Still Alice by Lisa Genova
Still Alice is the amazing story of a Harvard Psychology professor who is diagnosed with early onset Alzheimer's at the age of 50. She is a brilliant teacher and researcher, highly respected in her field, married to another Harvard professor and mother of three grown children. The diagnosis is shattering for Alice and her family and it only gets worse as the disease progresses and deconstructs her life piece by piece.
Genova does an admirable job of taking the reader inside the mind of an Alzheimers' victim, and with a Ph.D. in neuroscience from Harvard University, she is qualified to tell the story. The narrator is Alice herself which helps the reader connect the dots between her thoughts and her actions. An effective technique the authour uses toward the end of the book is leaving complete blanks in the story. In the space between sections you know that time has passed, but you don't know what happened. It leaves you stranded, as Alice is, in the present moment. I finished the book understanding more about the illness and more about the thought processes of the person afflicted with it.

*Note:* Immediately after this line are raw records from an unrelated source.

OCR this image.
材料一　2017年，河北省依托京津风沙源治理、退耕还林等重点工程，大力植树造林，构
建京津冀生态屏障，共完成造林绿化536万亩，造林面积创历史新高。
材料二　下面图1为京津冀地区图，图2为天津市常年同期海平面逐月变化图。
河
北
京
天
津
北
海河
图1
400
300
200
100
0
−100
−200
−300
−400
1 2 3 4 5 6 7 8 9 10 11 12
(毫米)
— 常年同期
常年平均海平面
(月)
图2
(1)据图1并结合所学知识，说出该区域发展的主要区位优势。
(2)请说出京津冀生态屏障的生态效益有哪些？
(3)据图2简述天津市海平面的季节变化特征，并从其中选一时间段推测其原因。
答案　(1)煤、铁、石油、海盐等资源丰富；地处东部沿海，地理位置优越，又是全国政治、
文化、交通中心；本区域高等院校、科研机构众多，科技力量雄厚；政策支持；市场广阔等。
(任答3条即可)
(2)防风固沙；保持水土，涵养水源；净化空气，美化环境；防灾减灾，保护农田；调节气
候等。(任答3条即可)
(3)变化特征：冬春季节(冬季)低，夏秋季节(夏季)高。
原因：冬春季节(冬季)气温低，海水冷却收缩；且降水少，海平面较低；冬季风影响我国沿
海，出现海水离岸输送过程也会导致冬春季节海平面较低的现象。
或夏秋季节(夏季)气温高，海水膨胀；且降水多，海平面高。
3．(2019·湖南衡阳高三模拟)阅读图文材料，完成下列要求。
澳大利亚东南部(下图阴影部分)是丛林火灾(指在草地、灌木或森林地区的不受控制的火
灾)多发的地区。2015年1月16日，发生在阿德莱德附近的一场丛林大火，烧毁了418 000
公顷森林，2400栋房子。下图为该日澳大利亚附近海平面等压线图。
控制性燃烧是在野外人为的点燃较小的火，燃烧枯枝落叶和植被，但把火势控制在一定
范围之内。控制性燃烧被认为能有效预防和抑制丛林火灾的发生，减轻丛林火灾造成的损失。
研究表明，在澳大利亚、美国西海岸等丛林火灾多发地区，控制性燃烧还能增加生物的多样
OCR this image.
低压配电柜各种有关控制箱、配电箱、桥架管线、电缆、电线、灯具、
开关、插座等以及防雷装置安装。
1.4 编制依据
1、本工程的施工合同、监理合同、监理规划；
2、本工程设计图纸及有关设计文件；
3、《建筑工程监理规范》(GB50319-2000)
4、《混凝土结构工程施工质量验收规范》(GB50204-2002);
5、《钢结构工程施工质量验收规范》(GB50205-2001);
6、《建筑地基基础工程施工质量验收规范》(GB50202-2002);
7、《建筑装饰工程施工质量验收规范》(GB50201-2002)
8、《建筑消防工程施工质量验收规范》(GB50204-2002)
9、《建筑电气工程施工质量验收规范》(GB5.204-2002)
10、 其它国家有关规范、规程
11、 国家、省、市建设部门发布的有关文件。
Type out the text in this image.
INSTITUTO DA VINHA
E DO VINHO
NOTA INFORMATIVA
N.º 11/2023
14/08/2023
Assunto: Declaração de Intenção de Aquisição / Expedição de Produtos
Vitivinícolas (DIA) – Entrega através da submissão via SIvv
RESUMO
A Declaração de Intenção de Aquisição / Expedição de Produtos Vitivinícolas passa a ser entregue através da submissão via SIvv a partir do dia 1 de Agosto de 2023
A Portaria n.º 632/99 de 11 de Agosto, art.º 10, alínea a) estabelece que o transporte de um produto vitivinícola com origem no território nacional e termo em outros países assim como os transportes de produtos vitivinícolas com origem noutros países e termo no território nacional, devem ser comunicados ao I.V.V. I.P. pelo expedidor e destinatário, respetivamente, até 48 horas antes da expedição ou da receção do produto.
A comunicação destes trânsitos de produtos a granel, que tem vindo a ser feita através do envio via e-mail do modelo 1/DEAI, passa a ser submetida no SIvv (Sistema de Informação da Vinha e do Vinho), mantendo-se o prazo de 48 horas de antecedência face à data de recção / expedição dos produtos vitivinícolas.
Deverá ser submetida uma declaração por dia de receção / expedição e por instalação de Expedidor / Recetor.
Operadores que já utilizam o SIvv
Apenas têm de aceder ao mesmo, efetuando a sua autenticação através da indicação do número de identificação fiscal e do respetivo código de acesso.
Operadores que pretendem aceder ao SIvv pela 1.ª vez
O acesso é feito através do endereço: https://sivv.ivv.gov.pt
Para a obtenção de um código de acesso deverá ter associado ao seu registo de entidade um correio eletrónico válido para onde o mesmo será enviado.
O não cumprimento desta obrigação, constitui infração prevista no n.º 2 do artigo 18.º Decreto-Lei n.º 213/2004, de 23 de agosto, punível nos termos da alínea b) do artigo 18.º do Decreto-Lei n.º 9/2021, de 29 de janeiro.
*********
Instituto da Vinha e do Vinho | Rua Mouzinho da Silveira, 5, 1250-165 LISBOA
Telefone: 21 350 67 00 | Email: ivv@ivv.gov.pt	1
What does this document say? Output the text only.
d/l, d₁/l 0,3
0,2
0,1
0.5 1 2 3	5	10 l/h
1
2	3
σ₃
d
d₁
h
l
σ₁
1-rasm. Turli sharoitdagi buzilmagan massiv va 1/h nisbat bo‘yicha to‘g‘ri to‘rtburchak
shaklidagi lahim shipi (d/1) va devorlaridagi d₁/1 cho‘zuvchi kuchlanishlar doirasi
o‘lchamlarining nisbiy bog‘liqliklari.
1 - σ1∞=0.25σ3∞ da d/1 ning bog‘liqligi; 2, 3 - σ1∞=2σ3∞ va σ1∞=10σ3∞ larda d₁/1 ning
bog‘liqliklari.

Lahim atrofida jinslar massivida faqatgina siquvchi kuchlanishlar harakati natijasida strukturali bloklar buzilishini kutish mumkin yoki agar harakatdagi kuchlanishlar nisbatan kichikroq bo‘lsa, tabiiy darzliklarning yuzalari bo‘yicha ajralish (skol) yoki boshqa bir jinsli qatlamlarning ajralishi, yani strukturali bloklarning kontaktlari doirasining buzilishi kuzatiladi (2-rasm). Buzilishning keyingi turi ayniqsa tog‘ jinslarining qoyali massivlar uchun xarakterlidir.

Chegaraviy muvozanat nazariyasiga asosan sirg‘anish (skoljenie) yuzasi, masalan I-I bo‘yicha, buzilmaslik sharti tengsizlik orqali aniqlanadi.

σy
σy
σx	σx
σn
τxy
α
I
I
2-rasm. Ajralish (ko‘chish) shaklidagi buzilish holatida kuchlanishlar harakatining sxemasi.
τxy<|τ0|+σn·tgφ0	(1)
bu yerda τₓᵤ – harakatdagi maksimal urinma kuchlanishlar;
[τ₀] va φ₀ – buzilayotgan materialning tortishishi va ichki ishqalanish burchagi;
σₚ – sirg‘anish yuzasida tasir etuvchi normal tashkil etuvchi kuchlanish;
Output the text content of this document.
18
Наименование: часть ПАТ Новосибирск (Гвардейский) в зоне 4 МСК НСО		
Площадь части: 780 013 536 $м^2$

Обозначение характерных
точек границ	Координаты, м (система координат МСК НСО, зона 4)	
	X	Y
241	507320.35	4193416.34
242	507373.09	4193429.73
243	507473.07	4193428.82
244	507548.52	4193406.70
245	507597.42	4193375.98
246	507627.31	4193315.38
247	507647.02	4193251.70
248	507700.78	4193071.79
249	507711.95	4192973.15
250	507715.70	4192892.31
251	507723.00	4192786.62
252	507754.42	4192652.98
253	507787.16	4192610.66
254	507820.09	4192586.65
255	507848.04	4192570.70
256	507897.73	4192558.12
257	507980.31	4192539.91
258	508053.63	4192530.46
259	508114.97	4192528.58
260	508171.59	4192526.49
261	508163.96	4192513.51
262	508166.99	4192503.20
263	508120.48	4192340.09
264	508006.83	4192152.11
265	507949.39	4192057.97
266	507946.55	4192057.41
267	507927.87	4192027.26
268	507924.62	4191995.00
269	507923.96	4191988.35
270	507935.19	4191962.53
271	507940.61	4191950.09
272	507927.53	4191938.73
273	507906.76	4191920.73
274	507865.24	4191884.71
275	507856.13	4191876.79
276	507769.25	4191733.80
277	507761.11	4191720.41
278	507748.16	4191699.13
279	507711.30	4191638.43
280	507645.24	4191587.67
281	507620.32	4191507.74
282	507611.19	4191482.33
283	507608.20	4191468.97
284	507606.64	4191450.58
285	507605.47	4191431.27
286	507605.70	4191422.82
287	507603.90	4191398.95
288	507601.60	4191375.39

In a way there was a kind of relief in reading how the Alzheimers patient's mind works. We have dealt with this disease in my husband's family and it's been hard at times to make any sense of the behaviours we saw. This book suggests that the patient's actions are completely logical to her and rise naturally from what she's been thinking. They may look random and even insane from the outside, but they aren't. The behaviour comes from not having all the information needed for a particular situation and for me that made it a little easier to understand and a little less frightening.
I'm glad I had a chance to read this; it has changed my thinking. It is also a great story and well written, even if you don't have a particular interest in Alzheimers disease. It's beautiful and it's sad, a very impressive first novel. I definitely recommend it.